WHAT MORTENSON GOT WRONG Posted by Peter Hessler
- APRIL 21, 2011
Last September, when I was researching a profile of Rajeev Goyal, an American development worker, I asked what he thought about the book “Three Cups of Tea.” Rajeev and I were walking through the hills of eastern Nepal, where he had organized a number of projects over the past decade, including the construction of five schools. “Three Cups of Tea” is one of the bestselling books by Greg Mortenson, a mountaineer whose Central Asia Institute claims to have built or significantly supported more than a hundred and seventy schools in Pakistan and Afghanistan.
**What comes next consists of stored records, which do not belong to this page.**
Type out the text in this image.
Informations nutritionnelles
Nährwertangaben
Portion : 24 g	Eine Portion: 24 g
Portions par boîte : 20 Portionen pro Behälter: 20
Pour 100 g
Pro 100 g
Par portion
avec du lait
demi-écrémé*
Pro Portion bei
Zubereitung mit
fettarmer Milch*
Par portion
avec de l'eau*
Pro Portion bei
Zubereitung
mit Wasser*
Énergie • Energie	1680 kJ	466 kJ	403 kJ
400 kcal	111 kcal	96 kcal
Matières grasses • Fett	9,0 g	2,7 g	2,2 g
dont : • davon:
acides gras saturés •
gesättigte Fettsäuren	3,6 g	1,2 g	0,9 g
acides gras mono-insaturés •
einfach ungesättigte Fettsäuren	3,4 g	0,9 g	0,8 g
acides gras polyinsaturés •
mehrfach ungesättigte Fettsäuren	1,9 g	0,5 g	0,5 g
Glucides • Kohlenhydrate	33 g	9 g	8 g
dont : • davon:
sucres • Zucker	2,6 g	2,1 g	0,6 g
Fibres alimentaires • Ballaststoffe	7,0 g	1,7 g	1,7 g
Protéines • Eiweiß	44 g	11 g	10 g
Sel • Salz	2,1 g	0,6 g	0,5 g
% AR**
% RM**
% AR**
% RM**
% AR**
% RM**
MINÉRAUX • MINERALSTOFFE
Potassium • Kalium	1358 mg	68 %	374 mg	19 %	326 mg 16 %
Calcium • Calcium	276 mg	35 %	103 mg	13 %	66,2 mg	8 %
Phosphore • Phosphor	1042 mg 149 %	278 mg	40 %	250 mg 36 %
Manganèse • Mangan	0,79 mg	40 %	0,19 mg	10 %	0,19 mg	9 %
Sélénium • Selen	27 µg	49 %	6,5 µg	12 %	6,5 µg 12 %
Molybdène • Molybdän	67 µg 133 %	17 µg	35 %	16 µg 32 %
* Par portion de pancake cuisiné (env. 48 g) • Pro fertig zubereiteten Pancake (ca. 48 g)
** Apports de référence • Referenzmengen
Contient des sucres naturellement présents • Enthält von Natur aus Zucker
Rajeev paused for a moment. “It seemed to be mostly about the author, about everything he accomplished,” he said slowly. “And that story is about quantity, about the number of schools built.” Rajeev said his own work had convinced him that construction projects are overvalued, and sometimes can even have a negative impact on a community. People might become dependant on outsiders, and corruption can become a problem. Building materials and methods may be inappropriate, especially if money comes from far away and there’s little oversight. Foreign-funded structures have a tendency to overuse cement, which can change local construction patterns in environmentally damaging ways, especially in dry parts of Central Asia. Rajeev believed that teacher training and other cultural factors often have more value. “A good teacher sitting under a tree can do more than a bad teacher in a new building,” he said. “That’s why I don’t want to do school construction anymore. It might have been a mistake. It’s a good instinct, as you want to help, but maybe it’s not the best thing.”